Under the combined assault of increasing global temperatures and unprecedented drought, some forests could inexorably slide into savannah or scrubland.

Constance Millar is an ecologist with the US Department of Agriculture’s Forest Service Pacific Southwest Station. She and a colleague, Nathan Stephenson of the US Geological Survey, report in the journal Science that the boreal forests of the fast-warming sub-Arctic zones are not the only imperilled woodlands.

They see climate change — driven by rising concentrations of atmospheric carbon dioxide, in turn fuelled by ever-greater fossil fuel combustion — as an emerging “mega-disturbance”: the bringer of not just longer and hotter droughts but of a new class of affliction, the unprecedented “global-change-type drought.”

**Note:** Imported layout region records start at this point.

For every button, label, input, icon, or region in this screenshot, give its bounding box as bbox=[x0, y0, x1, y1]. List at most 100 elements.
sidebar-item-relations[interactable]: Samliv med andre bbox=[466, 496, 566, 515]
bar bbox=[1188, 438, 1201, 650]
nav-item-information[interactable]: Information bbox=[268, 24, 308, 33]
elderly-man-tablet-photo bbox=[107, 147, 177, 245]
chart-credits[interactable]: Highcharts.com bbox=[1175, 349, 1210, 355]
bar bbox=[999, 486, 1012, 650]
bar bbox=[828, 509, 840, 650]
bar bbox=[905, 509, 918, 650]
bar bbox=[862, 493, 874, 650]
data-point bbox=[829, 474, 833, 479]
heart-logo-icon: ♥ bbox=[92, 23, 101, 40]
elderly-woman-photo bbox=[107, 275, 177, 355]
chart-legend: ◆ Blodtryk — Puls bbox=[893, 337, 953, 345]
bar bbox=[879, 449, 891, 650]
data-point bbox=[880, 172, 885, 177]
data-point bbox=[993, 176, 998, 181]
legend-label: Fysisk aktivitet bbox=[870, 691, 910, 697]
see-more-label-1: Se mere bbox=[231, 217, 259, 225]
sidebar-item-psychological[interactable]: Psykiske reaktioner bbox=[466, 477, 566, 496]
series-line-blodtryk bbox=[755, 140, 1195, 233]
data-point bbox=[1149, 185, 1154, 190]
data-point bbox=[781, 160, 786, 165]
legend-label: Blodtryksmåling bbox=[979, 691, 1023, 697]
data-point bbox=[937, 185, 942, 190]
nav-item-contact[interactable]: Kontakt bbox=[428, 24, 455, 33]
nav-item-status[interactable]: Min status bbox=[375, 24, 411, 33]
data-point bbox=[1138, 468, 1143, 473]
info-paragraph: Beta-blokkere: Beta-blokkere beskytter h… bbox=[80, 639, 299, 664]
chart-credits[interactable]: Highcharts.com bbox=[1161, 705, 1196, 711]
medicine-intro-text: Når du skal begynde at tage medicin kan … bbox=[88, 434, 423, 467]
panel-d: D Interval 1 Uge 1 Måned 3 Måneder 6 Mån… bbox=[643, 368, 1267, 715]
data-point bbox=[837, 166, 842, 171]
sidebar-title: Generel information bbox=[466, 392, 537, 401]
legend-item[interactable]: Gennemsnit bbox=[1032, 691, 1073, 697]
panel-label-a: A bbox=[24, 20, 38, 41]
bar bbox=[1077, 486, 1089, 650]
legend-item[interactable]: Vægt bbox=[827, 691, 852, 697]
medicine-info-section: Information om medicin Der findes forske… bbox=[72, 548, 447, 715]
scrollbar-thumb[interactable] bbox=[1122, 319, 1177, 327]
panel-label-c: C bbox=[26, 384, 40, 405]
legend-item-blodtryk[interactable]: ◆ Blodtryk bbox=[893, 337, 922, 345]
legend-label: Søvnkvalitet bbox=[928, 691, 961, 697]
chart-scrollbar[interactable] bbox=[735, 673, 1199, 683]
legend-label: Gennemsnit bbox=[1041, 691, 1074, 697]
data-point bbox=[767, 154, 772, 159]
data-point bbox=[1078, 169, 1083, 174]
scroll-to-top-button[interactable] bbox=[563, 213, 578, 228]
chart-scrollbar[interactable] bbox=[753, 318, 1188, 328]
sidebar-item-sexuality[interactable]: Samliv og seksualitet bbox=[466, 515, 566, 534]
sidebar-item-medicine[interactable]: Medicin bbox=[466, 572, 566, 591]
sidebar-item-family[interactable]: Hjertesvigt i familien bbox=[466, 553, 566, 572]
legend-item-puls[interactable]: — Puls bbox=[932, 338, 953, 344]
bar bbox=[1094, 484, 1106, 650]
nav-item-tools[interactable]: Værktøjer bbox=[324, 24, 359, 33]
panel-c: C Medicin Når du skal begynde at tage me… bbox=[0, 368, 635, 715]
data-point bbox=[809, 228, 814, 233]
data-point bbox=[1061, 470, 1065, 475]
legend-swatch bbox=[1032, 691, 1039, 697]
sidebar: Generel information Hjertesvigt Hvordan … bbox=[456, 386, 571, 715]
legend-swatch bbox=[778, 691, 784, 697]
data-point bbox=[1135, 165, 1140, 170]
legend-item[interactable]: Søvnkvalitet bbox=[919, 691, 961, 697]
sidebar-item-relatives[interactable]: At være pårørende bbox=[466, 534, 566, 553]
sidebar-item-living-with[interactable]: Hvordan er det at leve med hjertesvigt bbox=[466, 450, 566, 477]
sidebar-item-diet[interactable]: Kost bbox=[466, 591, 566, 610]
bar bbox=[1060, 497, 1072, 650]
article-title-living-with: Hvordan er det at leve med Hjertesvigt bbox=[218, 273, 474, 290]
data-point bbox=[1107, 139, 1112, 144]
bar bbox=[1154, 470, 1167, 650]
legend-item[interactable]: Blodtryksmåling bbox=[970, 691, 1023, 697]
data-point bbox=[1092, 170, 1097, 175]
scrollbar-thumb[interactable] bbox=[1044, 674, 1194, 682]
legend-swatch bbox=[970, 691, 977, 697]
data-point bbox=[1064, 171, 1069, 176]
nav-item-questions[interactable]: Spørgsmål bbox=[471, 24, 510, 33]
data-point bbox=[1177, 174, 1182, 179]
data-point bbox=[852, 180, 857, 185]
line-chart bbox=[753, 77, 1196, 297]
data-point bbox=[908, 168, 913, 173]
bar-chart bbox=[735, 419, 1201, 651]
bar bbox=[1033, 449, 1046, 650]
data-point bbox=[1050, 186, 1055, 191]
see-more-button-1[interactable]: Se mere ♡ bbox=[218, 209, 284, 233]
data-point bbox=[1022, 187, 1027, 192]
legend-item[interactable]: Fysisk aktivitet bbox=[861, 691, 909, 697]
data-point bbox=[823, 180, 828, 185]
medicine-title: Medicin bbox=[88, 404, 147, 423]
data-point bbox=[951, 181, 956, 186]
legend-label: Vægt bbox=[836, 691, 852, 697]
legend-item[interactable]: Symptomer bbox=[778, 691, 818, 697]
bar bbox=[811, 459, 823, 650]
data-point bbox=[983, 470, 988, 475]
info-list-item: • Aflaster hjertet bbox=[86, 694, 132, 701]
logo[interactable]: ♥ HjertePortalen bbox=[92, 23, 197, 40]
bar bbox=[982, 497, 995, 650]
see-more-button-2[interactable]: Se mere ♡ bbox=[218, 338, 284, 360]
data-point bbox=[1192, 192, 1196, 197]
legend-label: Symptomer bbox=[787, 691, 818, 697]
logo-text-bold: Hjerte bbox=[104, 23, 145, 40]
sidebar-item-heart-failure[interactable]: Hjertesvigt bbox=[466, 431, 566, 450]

This cumbersome terminology masks a spell of longer, more severe and hotter droughts that will set the circumstances for new insect pests, fresh plant diseases, invasive competitor species and more extensive and more severe wildfires.

Change imminent

Old forests matter: Dr Stephenson led a huge research team that in 2014 established – against intuition – that the oldest forest giants absorbed more carbon dioxide than young, fast-growing members of the same species.

But unless the professional and government foresters understand what is coming, stands of woodland that have for thousands of years survived periodic assault and then recovered could within decades convert to grassland, or low-growing shrub.

The scientists say that climate change and rising average global temperatures mean not just drought, but drought matched with increasing spells of prolonged heat, far more severe than anything experienced in the 20th century.

Air temperatures will mean that foliage in the canopy becomes too hot, drawing moisture from the leaf tissue at ever-faster rates. In the last century, heat would melt mountain snow in summer to supply more water to the forests in the dry seasons: in this century, most of the winter precipitation will be rain that will run off immediately. Forests will have fewer or no reserves.

Since forests are — in general — agencies that absorb atmospheric carbon, and help cool the planet, any loss can only accelerate global warming and create even more difficult conditions for the surviving woodlands.

“The emergence of mega-disturbances, forest diebacks beyond the range of what we’ve normally seen over the last century, could be a game-changer.”

“Some temperate forests already appear to be showing chronic effects of warming temperatures, such as slow increases in tree deaths”, said Dr Stephenson. “But the emergence of mega-disturbances, forest diebacks beyond the range of what we’ve normally seen over the last century, could be a game-changer for how we plan for the future.”

Nor is there any guarantee that the end of a drought will permit young trees to recolonise the burnt, parched and blighted landscape: fast-growing grass and shrub species will get there first and block any regrowth.

Since forests support not just ecosystems and species that are beautiful for their own sakes and valuable both as resources and as tourist attractions, but also deliver “services” in the form of water management and global air-conditioning, human settlements will soon feel their loss.

Such research evokes the big picture. It embodies not just prediction but warning: if governments, state authorities and communities know what could happen, they can take steps to identify and manage the most vulnerable forests in ways that might increase resilience.

But the message is that unprecedented threat will require unprecedented action. “While we have been trying to manage for resilience to 20th century conditions, we realise now that we must prepare for transformations and attempt to ease these conversions,” said Dr Millar.